In an musical age in which louder is generally considered better, Mr. Jack Daniel`s Original Silver Cornet Band is something of an anachronism. Founder Dave Fulmer wouldn`t have it any other way.
”My rule of thumb is, when in doubt, play it medium, mezzo forte. People are so used to being blasted,” Fulmer said. ”Let`s let them lean forward in their seats a little to hear what`s going on.”
The band was created in 1972 when Fulmer came across a dusty old photo in Lynchburg, Tenn., while researching a commercial for the Jack Daniels distillery.
”It was just this beat-up old picture from about 1889 showing a bunch of unlikely dudes holding these brass instruments, standing in front of a saloon,” Fulmer said.
”So that day, after a long day of shooting, I showed the picture to the ad director and asked him, `What would you think of forming a band like this today?` ”
Two weeks later, Fulmer was given the go-ahead to revive the Silver Cornet Band. His first move was to hunt down old scores from the period, which he discovered were less than thrilling.

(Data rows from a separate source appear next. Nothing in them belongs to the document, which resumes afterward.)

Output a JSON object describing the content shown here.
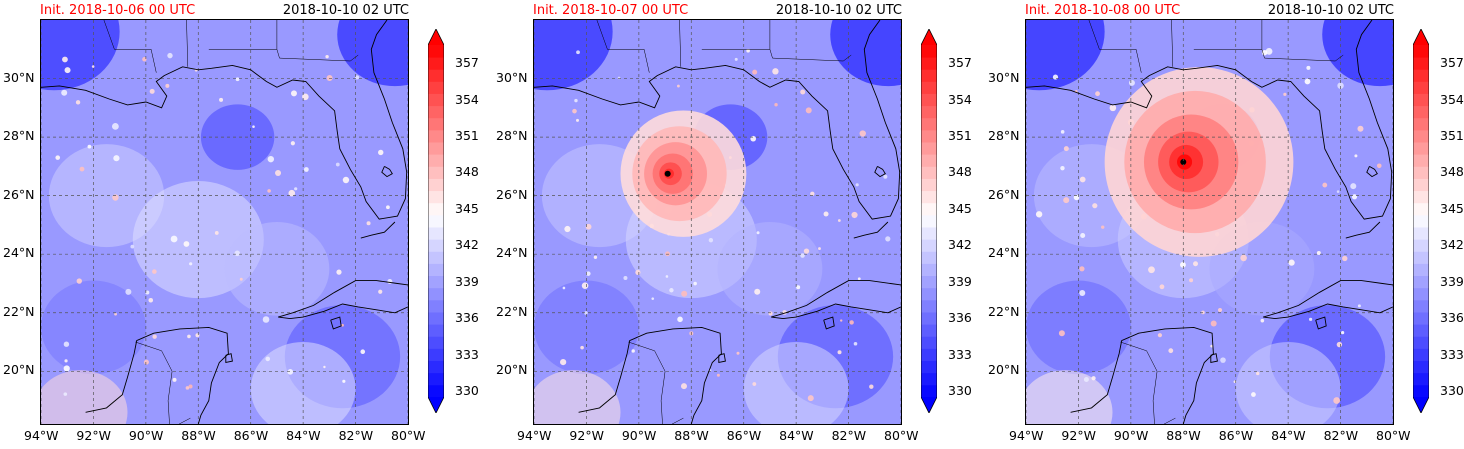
{
  "colors": {
    "cold": "#0000ff",
    "neutral": "#ffffff",
    "warm": "#ff0000",
    "init_title": "#ff0000",
    "coast": "#000000",
    "grid": "#555555"
  },
  "colorbar": {
    "min": 330,
    "max": 359,
    "step": 1,
    "ticks": [
      "357",
      "354",
      "351",
      "348",
      "345",
      "342",
      "339",
      "336",
      "333",
      "330"
    ],
    "extend": "both",
    "units": ""
  },
  "axes": {
    "lon_labels": [
      "94°W",
      "92°W",
      "90°W",
      "88°W",
      "86°W",
      "84°W",
      "82°W",
      "80°W"
    ],
    "lat_labels": [
      "30°N",
      "28°N",
      "26°N",
      "24°N",
      "22°N",
      "20°N"
    ],
    "lon_range": [
      -94,
      -80
    ],
    "lat_range": [
      18.2,
      32
    ]
  },
  "panels": [
    {
      "init_label": "Init. 2018-10-06 00 UTC",
      "valid_label": "2018-10-10 02 UTC",
      "storm": null,
      "storm_strength": 0.0,
      "storm_radius_deg": 0
    },
    {
      "init_label": "Init. 2018-10-07 00 UTC",
      "valid_label": "2018-10-10 02 UTC",
      "storm": {
        "lon": -88.9,
        "lat": 26.75
      },
      "storm_strength": 0.85,
      "storm_radius_deg": 2.4
    },
    {
      "init_label": "Init. 2018-10-08 00 UTC",
      "valid_label": "2018-10-10 02 UTC",
      "storm": {
        "lon": -88.0,
        "lat": 27.15
      },
      "storm_strength": 1.0,
      "storm_radius_deg": 3.6
    }
  ]
}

”They were simplistic, sentimental and frankly sounded like museum pieces,” he said. ”So I sent them to my friend Greig McRitchie,” a Los Angeles arranger whose credits include the movies ”Dances With Wolves” and
”The Hunt for Red October,” ”and he made the music sound much richer.”
Then a group of session players recorded eight old-time tunes, and the resulting album was advertised ”in very small type at the bottom of a Jack Daniels magazine ad,” Fulmer said.

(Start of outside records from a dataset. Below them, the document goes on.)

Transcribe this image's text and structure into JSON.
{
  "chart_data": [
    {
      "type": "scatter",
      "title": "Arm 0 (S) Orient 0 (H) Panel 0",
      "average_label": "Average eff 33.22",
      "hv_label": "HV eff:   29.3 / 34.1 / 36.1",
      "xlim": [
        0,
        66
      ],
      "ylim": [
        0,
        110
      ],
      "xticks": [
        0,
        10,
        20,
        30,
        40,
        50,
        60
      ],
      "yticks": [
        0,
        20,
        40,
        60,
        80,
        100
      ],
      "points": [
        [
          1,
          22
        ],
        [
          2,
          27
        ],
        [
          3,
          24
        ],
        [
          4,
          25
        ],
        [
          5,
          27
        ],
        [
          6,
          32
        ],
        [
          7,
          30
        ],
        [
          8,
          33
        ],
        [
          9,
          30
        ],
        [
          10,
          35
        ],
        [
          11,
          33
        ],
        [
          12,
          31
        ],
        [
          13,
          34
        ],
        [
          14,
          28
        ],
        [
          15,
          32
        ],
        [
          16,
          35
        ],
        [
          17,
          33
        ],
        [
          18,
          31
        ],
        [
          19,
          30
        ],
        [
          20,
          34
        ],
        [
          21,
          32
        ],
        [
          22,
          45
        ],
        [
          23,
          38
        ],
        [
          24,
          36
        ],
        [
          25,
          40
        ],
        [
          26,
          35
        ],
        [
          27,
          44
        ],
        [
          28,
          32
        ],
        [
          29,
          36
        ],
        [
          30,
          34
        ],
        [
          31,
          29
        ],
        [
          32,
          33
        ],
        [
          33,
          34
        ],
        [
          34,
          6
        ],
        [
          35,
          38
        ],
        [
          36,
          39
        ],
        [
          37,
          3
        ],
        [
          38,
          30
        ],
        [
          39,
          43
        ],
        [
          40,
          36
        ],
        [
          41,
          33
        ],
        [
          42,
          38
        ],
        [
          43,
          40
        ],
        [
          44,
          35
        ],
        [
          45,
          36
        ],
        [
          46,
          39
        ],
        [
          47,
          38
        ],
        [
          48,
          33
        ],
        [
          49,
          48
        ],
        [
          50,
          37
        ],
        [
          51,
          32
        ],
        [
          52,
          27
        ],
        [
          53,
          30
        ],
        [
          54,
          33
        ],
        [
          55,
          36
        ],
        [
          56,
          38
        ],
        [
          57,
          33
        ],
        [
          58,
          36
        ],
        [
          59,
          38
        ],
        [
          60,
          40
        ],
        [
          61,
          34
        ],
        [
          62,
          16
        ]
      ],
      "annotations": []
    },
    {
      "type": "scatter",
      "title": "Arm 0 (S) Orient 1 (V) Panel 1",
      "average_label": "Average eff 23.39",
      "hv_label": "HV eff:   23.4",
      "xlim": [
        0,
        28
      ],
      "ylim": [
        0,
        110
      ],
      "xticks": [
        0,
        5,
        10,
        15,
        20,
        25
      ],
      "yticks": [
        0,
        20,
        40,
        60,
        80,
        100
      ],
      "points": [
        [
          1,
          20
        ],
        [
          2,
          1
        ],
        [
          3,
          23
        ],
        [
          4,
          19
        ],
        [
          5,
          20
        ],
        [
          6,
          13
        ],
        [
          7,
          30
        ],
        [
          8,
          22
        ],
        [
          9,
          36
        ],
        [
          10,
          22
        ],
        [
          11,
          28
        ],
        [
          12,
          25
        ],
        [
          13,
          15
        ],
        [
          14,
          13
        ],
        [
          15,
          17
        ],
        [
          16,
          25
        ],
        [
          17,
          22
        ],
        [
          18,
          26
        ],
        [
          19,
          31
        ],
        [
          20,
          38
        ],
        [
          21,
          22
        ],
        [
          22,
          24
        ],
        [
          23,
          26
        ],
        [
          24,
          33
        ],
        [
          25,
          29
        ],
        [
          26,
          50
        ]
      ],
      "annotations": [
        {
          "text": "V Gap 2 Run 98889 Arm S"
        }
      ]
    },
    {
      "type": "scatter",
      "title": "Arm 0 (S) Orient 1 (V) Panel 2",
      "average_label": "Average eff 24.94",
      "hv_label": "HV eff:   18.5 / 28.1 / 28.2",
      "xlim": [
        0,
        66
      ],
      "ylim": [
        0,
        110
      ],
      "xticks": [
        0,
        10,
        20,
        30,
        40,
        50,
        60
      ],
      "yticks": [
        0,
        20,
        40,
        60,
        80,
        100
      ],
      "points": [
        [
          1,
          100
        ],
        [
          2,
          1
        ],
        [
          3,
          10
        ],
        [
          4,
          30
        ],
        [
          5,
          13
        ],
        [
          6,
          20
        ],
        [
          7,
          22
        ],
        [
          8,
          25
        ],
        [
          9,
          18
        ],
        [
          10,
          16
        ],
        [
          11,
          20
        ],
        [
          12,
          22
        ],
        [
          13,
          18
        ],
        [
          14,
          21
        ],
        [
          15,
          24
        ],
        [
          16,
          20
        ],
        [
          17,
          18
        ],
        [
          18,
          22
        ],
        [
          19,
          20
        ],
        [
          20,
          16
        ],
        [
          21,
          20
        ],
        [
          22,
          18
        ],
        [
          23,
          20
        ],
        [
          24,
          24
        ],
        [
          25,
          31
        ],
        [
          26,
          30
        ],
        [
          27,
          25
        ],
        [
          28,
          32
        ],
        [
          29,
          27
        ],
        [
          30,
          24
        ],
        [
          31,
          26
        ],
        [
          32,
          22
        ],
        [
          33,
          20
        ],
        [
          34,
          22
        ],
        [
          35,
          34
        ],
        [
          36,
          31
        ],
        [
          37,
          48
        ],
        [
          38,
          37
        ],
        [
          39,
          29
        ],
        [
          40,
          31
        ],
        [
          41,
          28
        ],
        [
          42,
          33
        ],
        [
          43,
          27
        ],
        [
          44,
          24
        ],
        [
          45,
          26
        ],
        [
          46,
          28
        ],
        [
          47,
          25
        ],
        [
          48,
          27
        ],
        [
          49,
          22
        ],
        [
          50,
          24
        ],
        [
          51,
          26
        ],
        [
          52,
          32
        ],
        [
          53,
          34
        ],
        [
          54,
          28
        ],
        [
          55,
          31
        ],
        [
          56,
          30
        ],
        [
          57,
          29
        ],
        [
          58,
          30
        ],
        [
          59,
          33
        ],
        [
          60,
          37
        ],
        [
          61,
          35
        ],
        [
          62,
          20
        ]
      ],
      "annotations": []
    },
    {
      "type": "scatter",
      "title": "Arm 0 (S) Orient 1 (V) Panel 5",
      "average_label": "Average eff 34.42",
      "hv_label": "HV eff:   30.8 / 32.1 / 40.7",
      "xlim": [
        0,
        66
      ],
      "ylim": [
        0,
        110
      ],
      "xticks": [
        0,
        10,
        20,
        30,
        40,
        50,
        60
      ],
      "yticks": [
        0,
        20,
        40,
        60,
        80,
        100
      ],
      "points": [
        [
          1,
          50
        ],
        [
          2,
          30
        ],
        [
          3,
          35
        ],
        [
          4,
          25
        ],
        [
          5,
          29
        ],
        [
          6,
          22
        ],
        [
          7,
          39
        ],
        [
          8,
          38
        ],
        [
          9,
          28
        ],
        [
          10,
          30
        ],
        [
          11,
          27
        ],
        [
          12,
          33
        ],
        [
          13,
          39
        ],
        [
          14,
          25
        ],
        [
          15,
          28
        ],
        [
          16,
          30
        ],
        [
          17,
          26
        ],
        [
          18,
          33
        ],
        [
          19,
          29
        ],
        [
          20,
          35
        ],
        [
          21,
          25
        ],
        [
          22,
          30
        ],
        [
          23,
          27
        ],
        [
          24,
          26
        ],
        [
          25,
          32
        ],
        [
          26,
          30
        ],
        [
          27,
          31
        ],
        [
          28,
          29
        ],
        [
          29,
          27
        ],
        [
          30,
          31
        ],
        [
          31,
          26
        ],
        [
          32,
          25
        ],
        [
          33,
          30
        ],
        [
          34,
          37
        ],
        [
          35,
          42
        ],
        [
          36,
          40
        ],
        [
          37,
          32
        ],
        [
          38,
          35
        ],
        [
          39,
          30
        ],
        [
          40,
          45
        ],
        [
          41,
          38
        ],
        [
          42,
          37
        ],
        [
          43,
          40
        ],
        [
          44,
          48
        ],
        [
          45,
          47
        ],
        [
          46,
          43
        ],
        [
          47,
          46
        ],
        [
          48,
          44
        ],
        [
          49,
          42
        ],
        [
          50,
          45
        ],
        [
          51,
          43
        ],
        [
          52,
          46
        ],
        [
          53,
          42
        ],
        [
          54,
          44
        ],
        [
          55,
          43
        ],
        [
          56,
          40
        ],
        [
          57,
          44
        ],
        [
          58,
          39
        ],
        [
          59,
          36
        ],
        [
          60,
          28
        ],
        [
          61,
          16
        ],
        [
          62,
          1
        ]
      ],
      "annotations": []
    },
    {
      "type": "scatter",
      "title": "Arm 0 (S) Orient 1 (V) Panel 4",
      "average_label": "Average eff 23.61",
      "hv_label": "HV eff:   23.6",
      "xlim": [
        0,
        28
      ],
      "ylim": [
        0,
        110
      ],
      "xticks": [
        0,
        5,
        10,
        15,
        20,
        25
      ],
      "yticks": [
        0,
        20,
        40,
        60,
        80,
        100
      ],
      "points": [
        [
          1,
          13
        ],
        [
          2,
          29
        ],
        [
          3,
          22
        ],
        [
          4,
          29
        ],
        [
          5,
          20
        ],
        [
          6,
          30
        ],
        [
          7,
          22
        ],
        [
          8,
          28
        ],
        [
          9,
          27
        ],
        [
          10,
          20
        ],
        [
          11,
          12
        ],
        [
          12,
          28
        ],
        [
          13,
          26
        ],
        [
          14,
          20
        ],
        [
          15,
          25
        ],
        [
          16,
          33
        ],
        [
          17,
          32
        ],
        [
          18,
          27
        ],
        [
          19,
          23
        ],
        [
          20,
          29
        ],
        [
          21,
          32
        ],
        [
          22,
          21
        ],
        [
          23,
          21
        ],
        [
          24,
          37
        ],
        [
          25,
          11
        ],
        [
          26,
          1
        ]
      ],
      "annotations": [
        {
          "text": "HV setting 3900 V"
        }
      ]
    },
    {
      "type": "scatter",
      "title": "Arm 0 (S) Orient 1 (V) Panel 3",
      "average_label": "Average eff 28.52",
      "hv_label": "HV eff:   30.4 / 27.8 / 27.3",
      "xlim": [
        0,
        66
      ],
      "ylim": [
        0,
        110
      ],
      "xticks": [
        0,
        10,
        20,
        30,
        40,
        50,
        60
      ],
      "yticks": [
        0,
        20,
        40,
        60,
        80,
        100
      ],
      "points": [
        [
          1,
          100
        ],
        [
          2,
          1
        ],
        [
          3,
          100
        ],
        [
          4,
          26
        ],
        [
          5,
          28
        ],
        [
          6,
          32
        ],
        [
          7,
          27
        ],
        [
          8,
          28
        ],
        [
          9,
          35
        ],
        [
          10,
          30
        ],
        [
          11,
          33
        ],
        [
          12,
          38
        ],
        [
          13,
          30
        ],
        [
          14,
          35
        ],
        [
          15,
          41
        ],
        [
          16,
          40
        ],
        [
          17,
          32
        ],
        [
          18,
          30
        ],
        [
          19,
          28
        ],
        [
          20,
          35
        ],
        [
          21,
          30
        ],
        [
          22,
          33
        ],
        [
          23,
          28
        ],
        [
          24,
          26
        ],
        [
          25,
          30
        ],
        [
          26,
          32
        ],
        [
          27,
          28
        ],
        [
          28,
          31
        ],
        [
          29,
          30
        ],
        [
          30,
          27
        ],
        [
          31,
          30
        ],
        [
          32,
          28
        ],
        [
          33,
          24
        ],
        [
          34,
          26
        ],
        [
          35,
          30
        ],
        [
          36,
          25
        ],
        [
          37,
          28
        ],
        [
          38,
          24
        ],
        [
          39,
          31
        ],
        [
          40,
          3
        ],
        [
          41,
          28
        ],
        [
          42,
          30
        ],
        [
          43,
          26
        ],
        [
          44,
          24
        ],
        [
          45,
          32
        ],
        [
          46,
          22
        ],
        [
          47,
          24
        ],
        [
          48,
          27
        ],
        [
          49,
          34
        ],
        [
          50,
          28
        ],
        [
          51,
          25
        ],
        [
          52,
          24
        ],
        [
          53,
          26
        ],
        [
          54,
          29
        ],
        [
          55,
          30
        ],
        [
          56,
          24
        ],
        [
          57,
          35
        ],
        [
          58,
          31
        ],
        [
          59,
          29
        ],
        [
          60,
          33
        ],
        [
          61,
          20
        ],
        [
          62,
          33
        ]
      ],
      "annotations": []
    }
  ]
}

The result was that ”22,000 people sent in for the record, and that scared us. That tweaked our imagination.”
The band became a full-time touring unit which, in the last 20 years, has recorded seven albums and performed at such venues as Lincoln Center and the White House. It was produced and managed by Jack Daniels until last summer, when the group went its own way.

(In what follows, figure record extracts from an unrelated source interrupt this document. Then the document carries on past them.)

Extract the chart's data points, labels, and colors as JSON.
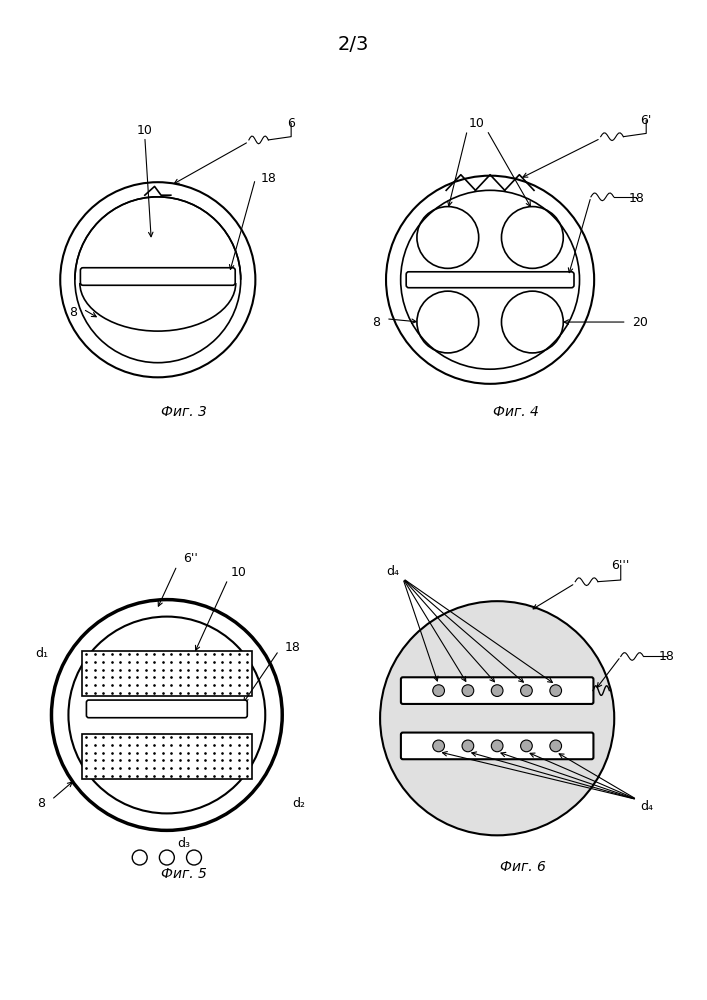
{
  "page_label": "2/3",
  "fig3_label": "Фиг. 3",
  "fig4_label": "Фиг. 4",
  "fig5_label": "Фиг. 5",
  "fig6_label": "Фиг. 6",
  "bg_color": "#ffffff",
  "line_color": "#000000"
}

Fulmer, 67, no longer performs with the band-he retired in 1985 and was replaced by trombonist/actor Irv Kane-but he still writes and directs the Silver Cornet show.
”What I always want to establish is what life must have been like during the period between 1880 and 1915 when there were something like 15,000 of these groups in small towns all over America,” Fulmer said.
”They were the primary source of entertainment in that post-Civil War period. People craved entertainment, but remember, there were no recordings, and no radio broadcasts, and it was pre-automobile, so folks would sit at home and make up their own band-some were really bad-and they`d play `Dixie` or
`Moore County Toodle-oo` for their Uncle Harry.”